# Thread: Product of atomic triangular matrices

1. ## Product of atomic triangular matrices

Hello everybody,
I am trying to prove the following: I am having a triangular $n\times n$ matrix $A$ (with $a_{k,j} = 0 \forall k < j \land a_{j,j} = 1$), I can create atomic triangular matrices $A_{i} = A, a_{kj} = 0 \forall (k \neq j \land j \neq i)$ (in other words: For $A_i$ I set all elements that are not on the main diagonal and that are not in column $i$ to be zero.) Then I need to show that this is true:

$A = A_1 \cdot A_2 \cdot \dots \cdot A_n$

So far I have found: (what might even be the wrong attempt)
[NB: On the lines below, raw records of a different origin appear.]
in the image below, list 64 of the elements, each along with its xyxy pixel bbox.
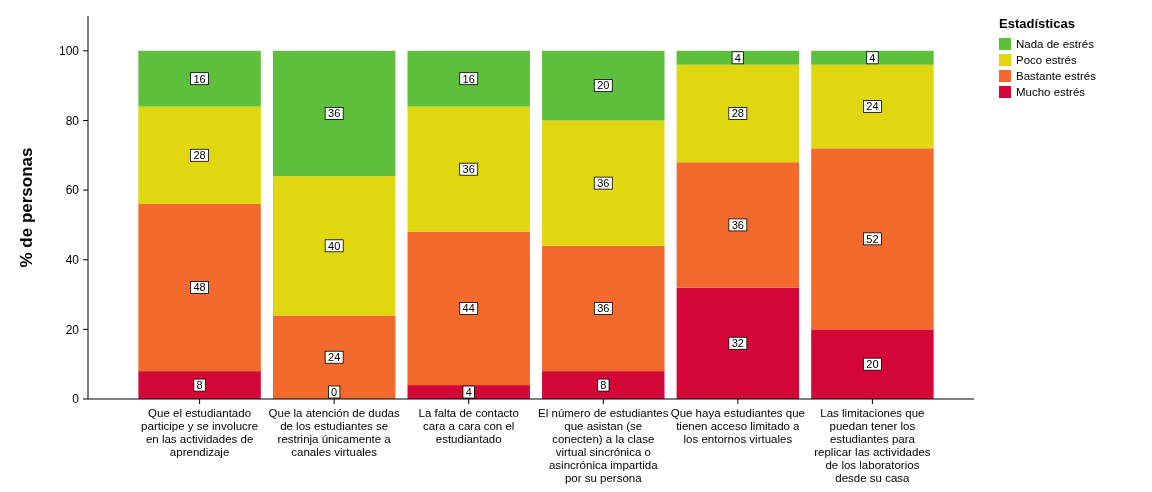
bar xyxy=(407,50,530,107)
bar xyxy=(811,148,934,330)
data-label: 24 xyxy=(866,100,879,113)
x-tick-label: El número de estudiantes que asistan (se conecten) a la clase virtual sincrónica o asincrónica impartida por su persona xyxy=(538,407,669,484)
bar xyxy=(811,329,934,399)
bar xyxy=(138,50,261,107)
data-label: 36 xyxy=(731,218,744,231)
bar xyxy=(542,50,665,121)
bar xyxy=(811,64,934,149)
data-label: 28 xyxy=(731,107,744,120)
annotation: 0 xyxy=(331,385,338,398)
data-label: 32 xyxy=(731,337,744,350)
bar xyxy=(138,204,261,372)
x-tick-label: La falta de contacto cara a cara con el estudiantado xyxy=(418,407,519,445)
data-label: 40 xyxy=(328,239,341,252)
data-label: 16 xyxy=(193,72,206,85)
bar xyxy=(676,50,800,65)
bar xyxy=(542,245,665,372)
x-tick-label: Que haya estudiantes que tienen acceso limitado a los entornos virtuales xyxy=(670,407,805,445)
y-tick-label: 40 xyxy=(65,252,80,267)
legend-label: Nada de estrés xyxy=(1016,38,1095,51)
x-tick-label: Que la atención de dudas de los estudiantes se restrinja únicamente a canales virtuales xyxy=(268,407,400,458)
data-label: 36 xyxy=(462,163,475,176)
bar xyxy=(272,50,396,177)
y-tick-label: 0 xyxy=(72,392,80,407)
data-label: 52 xyxy=(866,232,879,245)
legend-label: Poco estrés xyxy=(1016,54,1077,67)
data-label: 4 xyxy=(465,385,472,398)
data-label: 28 xyxy=(193,149,206,162)
bar xyxy=(272,315,396,399)
legend-label: Bastante estrés xyxy=(1016,70,1097,83)
y-tick-label: 80 xyxy=(65,113,80,128)
y-tick-label: 100 xyxy=(58,44,80,59)
bar xyxy=(407,106,530,232)
data-label: 4 xyxy=(869,51,876,64)
data-label: 24 xyxy=(328,351,341,364)
data-label: 20 xyxy=(866,358,879,371)
bar xyxy=(676,162,800,288)
legend-label: Mucho estrés xyxy=(1016,86,1086,99)
data-label: 36 xyxy=(328,107,341,120)
y-tick-label: 60 xyxy=(65,183,80,198)
bar xyxy=(542,120,665,246)
data-label: 48 xyxy=(193,281,206,294)
data-label: 8 xyxy=(196,378,203,391)
x-tick-label: Que el estudiantado participe y se involucre en las actividades de aprendizaje xyxy=(141,407,259,458)
x-tick-label: Las limitaciones que puedan tener los estudiantes para replicar las actividades de los laboratorios desde su casa xyxy=(814,407,931,484)
data-label: 36 xyxy=(597,176,610,189)
data-label: 44 xyxy=(462,302,475,315)
bar xyxy=(407,231,530,386)
bar xyxy=(676,64,800,163)
y-tick-label: 20 xyxy=(65,322,80,337)
data-label: 36 xyxy=(597,302,610,315)
bar xyxy=(542,371,665,399)
y-axis-title: % de personas xyxy=(17,147,36,268)
bar xyxy=(272,176,396,316)
data-label: 20 xyxy=(597,79,610,92)
legend-title: Estadísticas xyxy=(999,16,1075,31)
data-label: 16 xyxy=(462,72,475,85)
bar xyxy=(676,287,800,399)
bar xyxy=(811,50,934,65)
data-label: 4 xyxy=(734,51,741,64)
bar xyxy=(138,371,261,399)
bar xyxy=(138,106,261,205)
data-label: 8 xyxy=(600,378,607,391)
\begin{aligned}{}^1\alpha_{ij} &= \sum_{k_{1}=1}^n {}^{1}a_{ik_{1}} {{}^{2}a_{k_{1}j}}\\{}^2\alpha_{ij} &= \sum_{k_{1}=1}^n {}^{1}\alpha_{ik_{1}} {{}^{3}a_{k_{1}j}} = \sum_{k_{1} = 1}^n \Big(\sum_{k_{2}=1}^n {}^{1}a_{ik_{2}} {{}^{2}a_{k_{2}k_{1}}}\Big) {{}^{3}a_{k_{1}j}} = \sum_{k_{1}=k_{2}=1}^n {}^{1}a_{ik_{2}} {{}^{2}a_{k_{2}k_{1}}} {{}^{3}a_{k_{1}j}} \\ & \vdots\\ {}^{n-1}\alpha_{ij} &= \sum_{\{k_{i} = 1\}_{i \in \{1,\dots,n\}}}^n {}^1 a_{ik_{1}}{{}^{n}a_{k_{n-1}j}}\prod_{s=2}^{n-1} {}^s a_{k_{s-1}k_{s}}\end{aligned}

where: ${}^{s}\alpha_{ij}$ is an Element of the result after I performed the first $s$ multiplications. and ${}^{h}a_{ij}$ is an Element of the atomoc triangular matrix $A_h$.

However, this is where I am stuck: I cannot figure out a way how to prove by the last equation that all the elements must be as in the original matrix.

Thank you for ideas / suggestions / solutions!
Best, Rafael

2. Found a way by complete induction. Thank you!